Sempre tivemos uma boa relação profissional, que se estendeu por dez anos. Devo-lhe, além disso, alguns favores pessoais. E o facto de eu ser velho amigo da mulher com quem ele era casado na altura, Margarida Marante, alargava o campo das nossas relações. Visitei-o nas suas propriedades, primeiro perto de Évora e depois em Reguengos, e ele visitou-me no meu modesto monte de Estremoz.
Aquando do nascimento do SOL, Granadeiro, que já era presidente executivo da PT, facilitou-nos a instalação de meios técnicos necessários ao lançamento do jornal, sem os quais o arranque teria sido impossível.
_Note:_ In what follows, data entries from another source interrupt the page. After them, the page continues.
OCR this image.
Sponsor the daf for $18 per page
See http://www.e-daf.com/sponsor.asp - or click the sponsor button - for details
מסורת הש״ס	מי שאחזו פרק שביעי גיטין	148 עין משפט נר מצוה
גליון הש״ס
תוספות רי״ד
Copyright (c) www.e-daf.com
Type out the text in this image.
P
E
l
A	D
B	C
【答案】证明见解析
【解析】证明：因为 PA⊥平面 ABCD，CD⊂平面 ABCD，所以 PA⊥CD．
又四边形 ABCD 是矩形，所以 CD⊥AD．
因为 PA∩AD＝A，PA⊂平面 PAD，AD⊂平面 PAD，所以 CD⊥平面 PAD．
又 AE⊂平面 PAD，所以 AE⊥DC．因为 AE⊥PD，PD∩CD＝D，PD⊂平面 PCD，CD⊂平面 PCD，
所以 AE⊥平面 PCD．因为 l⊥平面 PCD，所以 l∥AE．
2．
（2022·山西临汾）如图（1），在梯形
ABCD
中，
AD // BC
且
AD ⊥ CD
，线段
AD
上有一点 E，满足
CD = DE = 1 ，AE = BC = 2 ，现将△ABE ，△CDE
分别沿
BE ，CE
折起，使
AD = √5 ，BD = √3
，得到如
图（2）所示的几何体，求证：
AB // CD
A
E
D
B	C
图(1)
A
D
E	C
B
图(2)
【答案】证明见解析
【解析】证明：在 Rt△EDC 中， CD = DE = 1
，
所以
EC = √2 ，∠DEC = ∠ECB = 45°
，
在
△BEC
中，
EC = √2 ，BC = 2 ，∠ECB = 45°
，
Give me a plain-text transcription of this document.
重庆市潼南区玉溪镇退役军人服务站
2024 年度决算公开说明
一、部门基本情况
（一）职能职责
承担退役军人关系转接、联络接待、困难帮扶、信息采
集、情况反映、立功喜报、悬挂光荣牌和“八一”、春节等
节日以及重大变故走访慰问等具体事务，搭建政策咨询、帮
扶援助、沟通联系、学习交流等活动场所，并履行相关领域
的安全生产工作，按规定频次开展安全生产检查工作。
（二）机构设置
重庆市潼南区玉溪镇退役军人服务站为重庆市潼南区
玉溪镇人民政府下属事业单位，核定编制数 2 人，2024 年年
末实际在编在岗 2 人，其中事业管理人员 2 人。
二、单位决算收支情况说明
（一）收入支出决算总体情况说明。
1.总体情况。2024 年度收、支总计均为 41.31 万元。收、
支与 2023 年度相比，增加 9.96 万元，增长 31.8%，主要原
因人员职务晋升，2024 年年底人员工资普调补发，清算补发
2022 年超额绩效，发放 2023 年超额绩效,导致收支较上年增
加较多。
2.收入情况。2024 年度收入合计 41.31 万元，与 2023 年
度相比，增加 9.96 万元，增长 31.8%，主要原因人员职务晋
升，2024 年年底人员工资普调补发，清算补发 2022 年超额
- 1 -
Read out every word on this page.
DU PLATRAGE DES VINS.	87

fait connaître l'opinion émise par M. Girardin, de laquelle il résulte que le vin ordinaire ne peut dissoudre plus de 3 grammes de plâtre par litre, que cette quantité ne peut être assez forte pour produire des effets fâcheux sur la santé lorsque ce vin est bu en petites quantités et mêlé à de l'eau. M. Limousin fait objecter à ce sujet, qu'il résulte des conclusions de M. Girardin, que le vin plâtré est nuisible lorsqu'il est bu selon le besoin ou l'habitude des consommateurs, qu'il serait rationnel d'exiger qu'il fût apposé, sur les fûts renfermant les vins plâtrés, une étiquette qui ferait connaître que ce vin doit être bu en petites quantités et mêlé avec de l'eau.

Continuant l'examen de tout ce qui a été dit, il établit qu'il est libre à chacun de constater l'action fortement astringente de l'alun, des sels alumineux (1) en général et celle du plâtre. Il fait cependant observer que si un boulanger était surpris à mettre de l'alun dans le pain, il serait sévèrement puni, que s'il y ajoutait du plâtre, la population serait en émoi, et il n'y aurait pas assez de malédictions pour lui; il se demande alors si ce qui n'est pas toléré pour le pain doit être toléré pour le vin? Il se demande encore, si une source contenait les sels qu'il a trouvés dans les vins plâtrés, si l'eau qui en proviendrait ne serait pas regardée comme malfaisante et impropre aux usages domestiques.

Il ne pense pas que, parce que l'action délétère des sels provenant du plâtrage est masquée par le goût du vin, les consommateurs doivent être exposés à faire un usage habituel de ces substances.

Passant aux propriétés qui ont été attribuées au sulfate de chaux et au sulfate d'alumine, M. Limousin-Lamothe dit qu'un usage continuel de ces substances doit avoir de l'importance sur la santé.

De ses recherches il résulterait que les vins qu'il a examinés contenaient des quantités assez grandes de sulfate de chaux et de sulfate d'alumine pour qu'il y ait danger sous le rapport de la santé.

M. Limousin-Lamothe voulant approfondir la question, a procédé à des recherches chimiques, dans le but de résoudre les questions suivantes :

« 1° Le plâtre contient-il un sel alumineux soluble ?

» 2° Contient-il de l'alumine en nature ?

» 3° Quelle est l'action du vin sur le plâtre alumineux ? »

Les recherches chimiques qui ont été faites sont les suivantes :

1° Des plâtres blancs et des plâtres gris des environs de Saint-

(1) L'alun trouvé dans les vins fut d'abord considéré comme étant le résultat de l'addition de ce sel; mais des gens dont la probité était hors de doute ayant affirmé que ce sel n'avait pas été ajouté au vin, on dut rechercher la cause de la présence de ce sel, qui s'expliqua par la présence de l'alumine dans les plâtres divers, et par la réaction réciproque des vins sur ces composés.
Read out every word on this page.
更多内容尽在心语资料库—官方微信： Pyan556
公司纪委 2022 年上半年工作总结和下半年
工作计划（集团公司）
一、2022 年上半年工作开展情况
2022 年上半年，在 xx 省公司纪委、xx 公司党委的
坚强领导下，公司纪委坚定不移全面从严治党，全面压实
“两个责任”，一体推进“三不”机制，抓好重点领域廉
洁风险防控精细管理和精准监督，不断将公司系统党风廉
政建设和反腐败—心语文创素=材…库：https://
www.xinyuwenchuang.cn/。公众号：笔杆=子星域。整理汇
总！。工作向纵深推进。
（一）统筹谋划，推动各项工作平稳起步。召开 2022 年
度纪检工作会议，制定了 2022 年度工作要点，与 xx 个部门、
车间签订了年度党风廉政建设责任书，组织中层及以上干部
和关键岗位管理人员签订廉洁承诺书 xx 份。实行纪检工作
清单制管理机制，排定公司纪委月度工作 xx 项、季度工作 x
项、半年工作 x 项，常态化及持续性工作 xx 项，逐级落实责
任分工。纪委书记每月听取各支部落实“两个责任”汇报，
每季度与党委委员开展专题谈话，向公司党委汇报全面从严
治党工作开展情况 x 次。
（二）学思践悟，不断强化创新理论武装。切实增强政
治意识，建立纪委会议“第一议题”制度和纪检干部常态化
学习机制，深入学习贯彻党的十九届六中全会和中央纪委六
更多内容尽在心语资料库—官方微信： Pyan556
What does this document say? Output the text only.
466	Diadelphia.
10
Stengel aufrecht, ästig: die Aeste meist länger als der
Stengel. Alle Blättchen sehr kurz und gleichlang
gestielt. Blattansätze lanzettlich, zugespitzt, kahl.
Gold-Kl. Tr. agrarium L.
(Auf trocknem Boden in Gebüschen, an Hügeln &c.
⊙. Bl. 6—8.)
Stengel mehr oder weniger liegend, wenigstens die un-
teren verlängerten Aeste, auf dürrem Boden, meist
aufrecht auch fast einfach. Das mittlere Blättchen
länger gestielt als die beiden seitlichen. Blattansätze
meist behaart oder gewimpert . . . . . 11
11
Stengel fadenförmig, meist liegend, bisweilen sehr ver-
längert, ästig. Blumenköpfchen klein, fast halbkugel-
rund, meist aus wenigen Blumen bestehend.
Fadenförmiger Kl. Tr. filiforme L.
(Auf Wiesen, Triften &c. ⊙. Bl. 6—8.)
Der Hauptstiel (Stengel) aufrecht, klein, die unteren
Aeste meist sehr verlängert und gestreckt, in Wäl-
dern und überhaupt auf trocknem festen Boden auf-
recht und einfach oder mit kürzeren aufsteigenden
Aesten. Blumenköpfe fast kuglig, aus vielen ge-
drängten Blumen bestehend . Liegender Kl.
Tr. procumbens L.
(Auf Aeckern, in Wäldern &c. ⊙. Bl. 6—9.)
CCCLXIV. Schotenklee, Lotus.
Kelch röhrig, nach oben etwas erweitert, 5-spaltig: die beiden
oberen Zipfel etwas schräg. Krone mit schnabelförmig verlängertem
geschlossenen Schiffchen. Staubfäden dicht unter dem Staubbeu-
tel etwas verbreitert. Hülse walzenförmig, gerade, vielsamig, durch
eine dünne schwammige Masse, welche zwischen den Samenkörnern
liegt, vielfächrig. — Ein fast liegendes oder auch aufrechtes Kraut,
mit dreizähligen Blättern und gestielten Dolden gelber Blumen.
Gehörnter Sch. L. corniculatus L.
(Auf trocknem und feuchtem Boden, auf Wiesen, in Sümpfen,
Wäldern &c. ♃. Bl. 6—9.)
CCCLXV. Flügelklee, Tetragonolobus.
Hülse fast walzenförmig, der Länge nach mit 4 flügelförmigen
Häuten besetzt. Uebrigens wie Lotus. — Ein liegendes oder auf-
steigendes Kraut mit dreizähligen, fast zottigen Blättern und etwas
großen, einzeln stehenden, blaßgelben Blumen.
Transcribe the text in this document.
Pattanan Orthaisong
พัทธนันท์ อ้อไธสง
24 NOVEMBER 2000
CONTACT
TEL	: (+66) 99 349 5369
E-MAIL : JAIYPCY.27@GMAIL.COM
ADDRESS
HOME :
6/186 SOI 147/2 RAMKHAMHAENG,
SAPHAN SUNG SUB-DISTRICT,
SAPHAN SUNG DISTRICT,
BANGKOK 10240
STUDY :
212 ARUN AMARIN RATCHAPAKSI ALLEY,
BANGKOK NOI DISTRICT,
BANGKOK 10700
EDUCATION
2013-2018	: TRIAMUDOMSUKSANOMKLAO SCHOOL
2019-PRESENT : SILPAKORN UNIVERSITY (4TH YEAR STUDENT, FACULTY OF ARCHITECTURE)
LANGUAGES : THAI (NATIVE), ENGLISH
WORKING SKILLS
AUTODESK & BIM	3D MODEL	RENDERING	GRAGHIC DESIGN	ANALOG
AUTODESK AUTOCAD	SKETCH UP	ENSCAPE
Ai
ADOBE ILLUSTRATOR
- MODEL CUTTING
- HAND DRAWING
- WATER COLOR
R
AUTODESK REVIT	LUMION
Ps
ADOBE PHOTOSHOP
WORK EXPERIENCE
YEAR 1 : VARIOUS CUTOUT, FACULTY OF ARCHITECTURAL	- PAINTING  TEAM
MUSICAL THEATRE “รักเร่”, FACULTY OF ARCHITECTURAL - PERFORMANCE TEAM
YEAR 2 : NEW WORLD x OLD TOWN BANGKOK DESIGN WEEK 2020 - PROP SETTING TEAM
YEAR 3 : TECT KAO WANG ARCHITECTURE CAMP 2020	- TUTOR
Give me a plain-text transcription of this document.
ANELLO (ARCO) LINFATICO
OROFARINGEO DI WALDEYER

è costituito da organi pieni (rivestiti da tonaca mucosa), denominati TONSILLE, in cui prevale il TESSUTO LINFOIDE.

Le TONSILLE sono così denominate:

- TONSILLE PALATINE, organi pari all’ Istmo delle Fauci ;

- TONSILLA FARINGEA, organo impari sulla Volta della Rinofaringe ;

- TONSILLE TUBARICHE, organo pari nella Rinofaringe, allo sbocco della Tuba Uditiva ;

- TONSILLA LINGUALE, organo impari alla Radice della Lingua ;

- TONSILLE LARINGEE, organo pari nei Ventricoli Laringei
E este gesto teve tanto mais significado quanto é certo que muitos fornecedores de serviços, pressionados pela concorrência, nos dificultaram a vida ao máximo.
Anos depois, no complicado processo Face Oculta, Granadeiro terá tido uma actuação menos clara (em consonância com o nome do processo…), dispondo-se a colaborar numa operação duvidosa para satisfazer a vontade do primeiro-ministro da época, José Sócrates.
Como se sabe, Sócrates instigou a PT a comprar a TVI, para afastar José Eduardo Moniz e Manuela Moura Guedes.
Neste caso terá tido um papel decisivo Ricardo Salgado, um assumido apoiante do então primeiro-ministro.
Entre o BES, a PT e o Governo socialista estabeleceram-se então ligações perigosas, com trocas arriscadas de favores, tais como o banco assumir dívida soberana portuguesa para lá do que seria razoável.
Entretanto, se as relações entre Salgado e Sócrates eram recentes, os laços entre Granadeiro e Salgado eram antigos.
É sabido que passavam férias juntos, num grupo de amigos de que também fazia parte Marcelo Rebelo de Sousa.
E Salgado sempre ajudou Granadeiro, no qual via um homem da máxima confiança, tendo tido, por exemplo, um papel determinante na sua escolha para a presidência da PT.
Mesmo nos momentos mais difíceis, Salgado não deixou cair Granadeiro.
É pois natural que, quando a crise no Grupo Espírito Santo rebentou, Ricardo Salgado tenha recorrido ao seu amigo e à PT.
O GES tinha dívidas a saldar, tinha empréstimos a liquidar, precisava desesperadamente de dinheiro.
Salgado teve de apelar a toda a gente que conhecia para o ajudar naquela enrascadela – e muitos voltaram-lhe as costas.
Mas Henrique Granadeiro não o podia fazer.
Perante aquele quadro aflitivo, Granadeiro dispôs-se a saldar o apoio recebido de Ricardo Salgado ao longo dos anos, prontificando-se a aumentar as aplicações da PT no Grupo Espírito Santo para o valor astronómico de quase mil milhões de euros – o que significava uma temeridade, pois a situação calamitosa do GES não oferecia quaisquer garantias.
No mínimo, pode dizer-se que Granadeiro assumiu um risco excessivo, foi imprudente, cometeu um acto de racionalidade duvidosa.
A questão é que aqui não terá falado o gestor – falou apenas o amigo.
A ajuda que Granadeiro deu a Salgado foi uma ajuda de amigo, a retribuição de uma amizade antiga.
Só que isso, sendo louvável no plano humano, não é razoável no mundo dos negócios.
Até porque uma pessoa só pode ajudar com aquilo que é seu – e não com os meios de uma empresa que tem milhares de accionistas.
Lá diz o velho ditado: «Amigos, amigos, negócios à parte».
Quando estava no Expresso, Granadeiro usava muito outro aforismo que significa exactamente o mesmo: «Serviço é serviço, conhaque é conhaque».
Neste caso da ajuda ao GES, Henrique Granadeiro misturou o serviço com o conhaque – e estragou tudo.
Porque nem o amigo se salvou nem ele ficou em bons lençóis.
Talvez se tenha salvo a amizade.
Esperemos, de facto, que essa saia incólume da alhada em que a PT está metida e da tragédia que é o naufrágio de um grande grupo financeiro português.
Ao menos, que Ricardo Salgado e Henrique Granadeiro possam continuar a passar férias juntos, talvez com mais tempo para trocarem memórias.